Tarafsız proteomik analiz için murine ventrikül bölgesini toplamak için, bitişik striatumun dokusunu hariç tutarken kök hücre içeren 50 μm ince paraventriküler kurdeleyi yakalayan yüksek hassasiyetli bir yöntem gereklidir. Ayrıca, diseksiyon sırasında doku pertürbasyonu hücre dışı mikroçevrim analiz etmek için minimalize edilmelidir, çünkü büyüme faktörleri veya sitokinler de dahil olmak üzere çözünür proteinler kolayca yıkanabilir. Sabit dokunun kütle spektrumunu analiz etmek mümkün olsa da, paraformaldehit gibi gerekli ajan protein tanımlama derinliğini azaltacak ve posttranslational değişikliklere neden olabilir. Floresan ile aktive edilmiş hücre sıralama analizi için hücrelerin toplanması için ortak bir tam SEZ diseksiyonu, tüm SEZ’yi makasla kaldırır26. Bu standart diseksiyon minimal doku pertürbasyonu ile hızlıdır. Bununla birlikte, numunelerin striatal kirlenmesi önlenemez. Buna karşılık, LCM üstün diseksiyon hassasiyetinin olağanüstü avantajına sahiptir. Bununla birlikte, LCM, örneğin arka plan boyama veya lazer kaynaklı protein denatürasyonu nedeniyle doku pertürbasyonlarını tanıtabilir. Wholemount diseksiyonu ve LCM’nin güçlü yönlerini birleştirmek için MS ile uyumlu, kriyo-kesit diseksiyonu (CSD) olarak adlandırılan yeni bir yöntem geliştirilmiştir (Şekil 1A-D). CSD, SEZ’nin çıkarılmasına ve SEZ için ideal, çoğunlukla nörojenik olmayan bir kontrol bölgesi olan lateral ventriküllerin (MEZ) medial duvarlarının SEZ’nin diseksiyonuna izin verir (protokole bakın). CSD ve son teknoloji MS yöntemlerinin kombinasyonu ile elde edilen niş proteom, bu yetişkin NSC niş25’te yeni düzenleyicilerin karakterizasyonu ve tanımlanması için yararlı olduğunu kanıtladı. Bu nedenle, bu yöntem SEZ doku protein bileşiminin belirlenmesi için yararlı olacaktır.
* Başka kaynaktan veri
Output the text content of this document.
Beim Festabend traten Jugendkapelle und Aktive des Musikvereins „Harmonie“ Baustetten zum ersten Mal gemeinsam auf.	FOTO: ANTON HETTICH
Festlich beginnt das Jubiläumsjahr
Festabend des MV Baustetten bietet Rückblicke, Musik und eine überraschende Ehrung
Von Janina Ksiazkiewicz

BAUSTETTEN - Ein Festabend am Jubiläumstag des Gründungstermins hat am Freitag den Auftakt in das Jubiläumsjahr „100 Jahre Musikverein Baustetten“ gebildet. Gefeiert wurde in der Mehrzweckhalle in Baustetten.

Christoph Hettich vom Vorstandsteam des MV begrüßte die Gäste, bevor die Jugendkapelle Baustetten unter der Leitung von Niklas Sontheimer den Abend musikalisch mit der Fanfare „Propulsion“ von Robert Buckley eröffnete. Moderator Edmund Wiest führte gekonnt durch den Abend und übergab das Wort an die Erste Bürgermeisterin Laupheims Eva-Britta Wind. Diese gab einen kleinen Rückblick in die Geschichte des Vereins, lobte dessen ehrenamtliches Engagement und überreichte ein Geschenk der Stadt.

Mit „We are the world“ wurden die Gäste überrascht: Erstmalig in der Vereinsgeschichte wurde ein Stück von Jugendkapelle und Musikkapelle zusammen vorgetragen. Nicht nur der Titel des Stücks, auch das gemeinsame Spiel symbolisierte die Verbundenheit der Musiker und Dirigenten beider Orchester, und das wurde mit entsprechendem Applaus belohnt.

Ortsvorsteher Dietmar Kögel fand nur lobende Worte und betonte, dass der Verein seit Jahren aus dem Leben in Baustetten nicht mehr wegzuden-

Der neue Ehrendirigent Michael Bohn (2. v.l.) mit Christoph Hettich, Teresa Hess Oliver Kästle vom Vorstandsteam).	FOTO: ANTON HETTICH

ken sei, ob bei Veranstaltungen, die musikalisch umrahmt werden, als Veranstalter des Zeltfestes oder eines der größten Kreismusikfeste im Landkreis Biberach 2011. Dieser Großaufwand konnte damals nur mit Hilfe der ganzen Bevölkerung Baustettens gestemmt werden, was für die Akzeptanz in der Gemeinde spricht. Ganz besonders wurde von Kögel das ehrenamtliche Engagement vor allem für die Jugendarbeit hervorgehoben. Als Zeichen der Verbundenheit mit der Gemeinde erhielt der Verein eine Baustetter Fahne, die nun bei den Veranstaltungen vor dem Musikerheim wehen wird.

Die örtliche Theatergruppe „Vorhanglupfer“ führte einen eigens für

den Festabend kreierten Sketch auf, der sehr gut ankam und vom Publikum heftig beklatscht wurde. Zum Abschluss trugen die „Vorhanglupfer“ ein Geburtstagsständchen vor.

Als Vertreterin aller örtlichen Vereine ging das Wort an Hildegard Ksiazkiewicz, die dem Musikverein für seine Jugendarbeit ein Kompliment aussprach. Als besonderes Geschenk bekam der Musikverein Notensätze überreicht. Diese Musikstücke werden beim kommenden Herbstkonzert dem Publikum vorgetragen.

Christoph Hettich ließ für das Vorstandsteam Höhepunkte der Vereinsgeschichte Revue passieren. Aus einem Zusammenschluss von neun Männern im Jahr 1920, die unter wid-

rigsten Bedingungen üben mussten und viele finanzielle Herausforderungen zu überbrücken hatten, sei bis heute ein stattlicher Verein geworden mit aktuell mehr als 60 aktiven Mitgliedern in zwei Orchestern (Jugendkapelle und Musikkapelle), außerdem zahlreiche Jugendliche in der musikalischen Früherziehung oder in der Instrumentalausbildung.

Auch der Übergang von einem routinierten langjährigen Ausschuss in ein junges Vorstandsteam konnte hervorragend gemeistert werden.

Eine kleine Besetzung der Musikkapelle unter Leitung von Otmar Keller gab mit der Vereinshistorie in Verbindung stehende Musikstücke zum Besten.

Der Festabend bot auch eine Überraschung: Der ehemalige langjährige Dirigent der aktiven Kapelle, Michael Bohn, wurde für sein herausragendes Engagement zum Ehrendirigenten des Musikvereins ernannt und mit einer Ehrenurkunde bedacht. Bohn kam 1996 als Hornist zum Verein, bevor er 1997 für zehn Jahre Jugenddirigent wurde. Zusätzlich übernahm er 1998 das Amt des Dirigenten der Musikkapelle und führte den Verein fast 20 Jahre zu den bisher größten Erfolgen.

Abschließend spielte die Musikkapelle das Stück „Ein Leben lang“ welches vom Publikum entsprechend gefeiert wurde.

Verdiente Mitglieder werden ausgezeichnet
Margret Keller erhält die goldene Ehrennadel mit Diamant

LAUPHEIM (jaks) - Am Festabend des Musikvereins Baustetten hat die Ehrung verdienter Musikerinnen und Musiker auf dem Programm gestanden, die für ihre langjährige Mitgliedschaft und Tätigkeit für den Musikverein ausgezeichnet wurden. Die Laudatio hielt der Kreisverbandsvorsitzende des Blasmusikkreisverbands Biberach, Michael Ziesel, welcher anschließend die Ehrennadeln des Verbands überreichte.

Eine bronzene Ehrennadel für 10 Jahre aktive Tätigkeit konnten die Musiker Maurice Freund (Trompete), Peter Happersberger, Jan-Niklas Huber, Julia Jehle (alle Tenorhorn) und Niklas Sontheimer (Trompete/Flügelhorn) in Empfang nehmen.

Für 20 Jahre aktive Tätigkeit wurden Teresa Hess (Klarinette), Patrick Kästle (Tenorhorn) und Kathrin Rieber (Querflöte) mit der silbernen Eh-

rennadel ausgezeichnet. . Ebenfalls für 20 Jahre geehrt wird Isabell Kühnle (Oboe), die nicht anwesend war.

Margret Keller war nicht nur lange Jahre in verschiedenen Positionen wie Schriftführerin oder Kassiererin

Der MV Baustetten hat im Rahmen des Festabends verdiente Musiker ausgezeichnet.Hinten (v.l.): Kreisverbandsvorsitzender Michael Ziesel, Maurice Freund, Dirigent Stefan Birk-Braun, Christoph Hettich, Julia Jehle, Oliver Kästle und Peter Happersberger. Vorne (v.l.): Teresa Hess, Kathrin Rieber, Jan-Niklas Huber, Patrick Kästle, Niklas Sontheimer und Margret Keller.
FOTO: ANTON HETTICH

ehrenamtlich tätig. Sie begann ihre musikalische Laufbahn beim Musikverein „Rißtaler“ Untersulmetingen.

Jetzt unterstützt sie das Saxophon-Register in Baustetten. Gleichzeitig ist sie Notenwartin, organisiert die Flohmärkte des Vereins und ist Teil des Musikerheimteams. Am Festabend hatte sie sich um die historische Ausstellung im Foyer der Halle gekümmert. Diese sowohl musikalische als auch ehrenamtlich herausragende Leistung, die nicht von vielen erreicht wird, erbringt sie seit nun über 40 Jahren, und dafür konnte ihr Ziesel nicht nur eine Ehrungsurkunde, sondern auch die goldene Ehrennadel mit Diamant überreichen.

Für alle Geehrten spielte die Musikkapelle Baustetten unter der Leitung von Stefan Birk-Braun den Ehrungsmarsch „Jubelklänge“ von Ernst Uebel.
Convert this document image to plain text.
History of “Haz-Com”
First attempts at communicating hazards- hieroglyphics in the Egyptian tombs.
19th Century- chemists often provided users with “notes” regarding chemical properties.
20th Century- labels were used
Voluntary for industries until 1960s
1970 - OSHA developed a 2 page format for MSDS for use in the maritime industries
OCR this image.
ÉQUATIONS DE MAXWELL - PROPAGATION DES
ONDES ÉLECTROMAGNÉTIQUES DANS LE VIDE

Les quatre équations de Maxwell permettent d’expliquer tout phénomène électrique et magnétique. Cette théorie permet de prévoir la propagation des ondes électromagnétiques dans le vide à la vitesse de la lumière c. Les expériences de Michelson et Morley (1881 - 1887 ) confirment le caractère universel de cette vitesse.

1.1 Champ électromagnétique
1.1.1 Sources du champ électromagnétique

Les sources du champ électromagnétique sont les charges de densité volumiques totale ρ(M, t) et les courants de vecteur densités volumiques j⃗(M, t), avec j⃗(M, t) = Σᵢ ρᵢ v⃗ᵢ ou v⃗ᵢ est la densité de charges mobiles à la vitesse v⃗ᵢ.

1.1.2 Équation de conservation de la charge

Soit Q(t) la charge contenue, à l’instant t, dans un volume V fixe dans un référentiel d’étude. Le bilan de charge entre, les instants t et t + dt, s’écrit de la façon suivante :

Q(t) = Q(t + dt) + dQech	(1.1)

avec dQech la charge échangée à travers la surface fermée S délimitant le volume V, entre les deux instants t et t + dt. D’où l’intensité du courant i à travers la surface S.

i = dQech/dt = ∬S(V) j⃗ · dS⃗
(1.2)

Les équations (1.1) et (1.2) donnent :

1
CSD yöntemi, SEZ dokusunun hassas bir şekilde çıkarılmasını ve MS kullanılarak önemli derinliğe sahip güvenilir bir proteom oluşturulmasını mümkün kıldı. CSD ve kepekli diseksiyon ile bireysel örneklerde (numune başına ~ 6.500 protein) benzer sayıda protein tespit etmek de mümkün olduğundan, CSD için ek süre çabaya değer. LCM daha hassas SEZ diseksiyonu sağlar, ancak CSD ile aynı MS protokolünü (kitaplık eşleştirme ve etiketsiz niceleme) kullanmasına rağmen örnek başına sadece 3.500 protein ile daha düşük bir proteome derinliğine ulaştı. Daha da önemlisi, muhtemelen numune başına sekiz kat daha uzun hazırlık süresi nedeniyle değişkenlik çok daha fazlaydı. LCM ve CSD tarafından elde edilen örneklerin PCA’sı, her iki yöntemin de birbirlerinden sağlam bir şekilde ayrılmış bölgeye özgü sıkı kümelerle net bir şekilde ayrıldığını ortaya koymaktadır. Buna karşılık, LCM örnekleri, muhtemelen hazırlık süresi nedeniyle kısmen daha dağınık bir dağılım gösterdi. Daha uzun bir süre boyunca çok daha fazla örnek toplamanın LCM ile eşit sağlamlık ve derinlikte bir proteom verip vermeyeceği belirsizdir. Bir tahminin hesaplanması, CSD için yapıldığı gibi benzer bir örnek hacminin toplanması LCM ile 5-8 kat daha uzun sürer, hatta peptit spektrum kütüphaneleri için sağlanan örnekler dahil edilirse 15 kata kadar daha uzun sürer ve çoğu çözülmüş koşullar altındadır. Ayrıca, LCM için gerekli dokunun ek pertürbasyonları göz önüne alındığında (arka plan boyama, lazer diseksiyon), LCM CSD üzerinde çok az kazanç sağladı. Bu nedenle, CSD hücre dışı proteom araştırmaları için, özellikle SEZ için daha uygun görülebilir.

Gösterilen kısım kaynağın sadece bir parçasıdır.